Former Youngstown Mayor Jay Williams was back in the Valley on Thursday for a leadership seminar, where he shared his experiences with the community and lessons learned in his extensive career.

Williams, who served as Mayor of Youngstown from 2005 to 2011, went on to serve in the United States Department of Commerce under President Barack Obama and then joined the Hartford Foundation as CEO.

In a release about the event, host Valley Partners said the goal was to allow residents to "gather wisdom, insight, and perspective" from Williams.

"This will be an impactful conversation on leadership and leadership development," said Matthew Longmire, business resource manager with Valley Partners. "I want all attendees to grow together as we lean into the discussion together!"

After the event, Williams joined 21 News at 5 for an interview about his work to dismantle structural racism and increase social and economic mobility. 

"We think that philanthropy has an obligation and an opportunity to try to address some of the underlying root causes. Whether it be food instability, housing instability, whether it be some of the educational barriers or economic barriers that exist," Williams said. "Really, we're about putting philanthropy into action based on the data that informs us to help eliminate some of those barriers."

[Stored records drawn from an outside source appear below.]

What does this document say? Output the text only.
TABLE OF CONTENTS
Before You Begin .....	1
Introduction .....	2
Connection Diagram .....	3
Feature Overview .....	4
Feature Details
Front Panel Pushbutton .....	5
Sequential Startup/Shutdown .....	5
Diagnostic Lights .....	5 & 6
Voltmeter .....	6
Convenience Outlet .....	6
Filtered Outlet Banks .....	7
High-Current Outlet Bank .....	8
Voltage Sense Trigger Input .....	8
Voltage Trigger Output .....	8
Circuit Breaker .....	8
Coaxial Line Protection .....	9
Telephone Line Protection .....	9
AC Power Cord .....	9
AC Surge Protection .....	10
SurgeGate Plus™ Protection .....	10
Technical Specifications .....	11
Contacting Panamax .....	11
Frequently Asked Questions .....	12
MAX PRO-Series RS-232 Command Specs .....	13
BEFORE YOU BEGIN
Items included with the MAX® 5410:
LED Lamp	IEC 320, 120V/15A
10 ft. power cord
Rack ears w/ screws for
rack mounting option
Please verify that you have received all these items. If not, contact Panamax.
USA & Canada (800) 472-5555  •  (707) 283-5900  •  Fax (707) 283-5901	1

Williams extended some praise to local nonprofits who are working on those philanthropic efforts, pointing to the Wean Foundation, Youngstown Foundation, and Community Foundation of the Mahoning Valley as organizations working to improve the community by helping members overcome systematic barriers.

Williams also spoke about revitalization efforts in Youngstown, pointing to the Youngstown 2010 plan penned during his administration as an origin for many of the ideas we see coming to fruition now.

"The things that were planned 15 years ago are coming to fruition now. We're seeing a new vibrancy," Williams said. "Yes, there are still some significant challenges in this city, as there are in many cities across the country, but the progress continues and I think people should be proud of what they're seeing."